Le présentiel apporte ce que le digital seul ne peut pas toujours remplacer :
- le contexte réel
- l’interaction humaine
- le collectif
- la mise en pratique immédiate
Pourquoi le “tout digital” a montré ses limites
Le digital learning a profondément transformé la formation. Mais dans certaines organisations, il a aussi été déployé de manière très uniforme.
Résultat :
- des parcours parfois trop descendants
- peu de lien avec les réalités métier
- une difficulté à passer de la théorie à la pratique
Alors, comment un LMS s’adapte concrètement au présentiel ?
Il est fondamental de rappeler qu’un LMS pensé pour les usages réels accompagne désormais la formation avant, pendant et après les temps présentiels.

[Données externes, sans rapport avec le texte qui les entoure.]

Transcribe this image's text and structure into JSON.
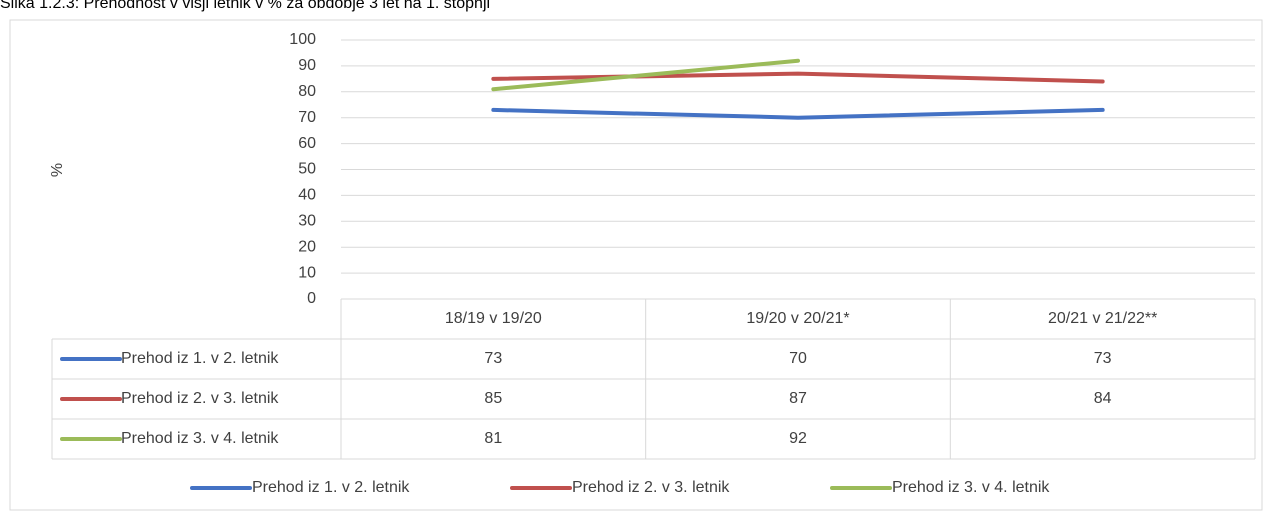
{
  "chart_data": {
    "type": "line",
    "title": "Slika 1.2.3: Prehodnost v višji letnik v % za obdobje 3 let na 1. stopnji",
    "y_label": "%",
    "categories": [
      "18/19 v 19/20",
      "19/20 v 20/21*",
      "20/21 v 21/22**"
    ],
    "series": [
      {
        "name": "Prehod iz 1. v 2. letnik",
        "color": "#4472c4",
        "values": [
          73,
          70,
          73
        ]
      },
      {
        "name": "Prehod iz 2. v 3. letnik",
        "color": "#c0504d",
        "values": [
          85,
          87,
          84
        ]
      },
      {
        "name": "Prehod iz 3. v 4. letnik",
        "color": "#9bbb59",
        "values": [
          81,
          92,
          null
        ]
      }
    ],
    "ylim": [
      0,
      100
    ],
    "yticks": [
      0,
      10,
      20,
      30,
      40,
      50,
      60,
      70,
      80,
      90,
      100
    ],
    "grid": true,
    "legend": "bottom"
  }
}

Les enjeux sont cruciaux. planification, suivi, reporting, expérience apprenant.
- Avant le présentiel : pour préparer et aligner
- Pendant le présentiel : pour soutenir sans contraindre
- Après le présentiel : pour ancrer dans la durée
Le retour du présentiel ne signe pas l’échec du digital learning
La bonne nouvelle, c’est que le retour du présentiel ne signe pas l’échec du digital learning. Il marque avant tout une maturité.
Les organisations ne cherchent plus des solutions “tout-en-un”, mais des dispositifs capables de s’adapter aux usages réels, aux métiers et aux contraintes terrain.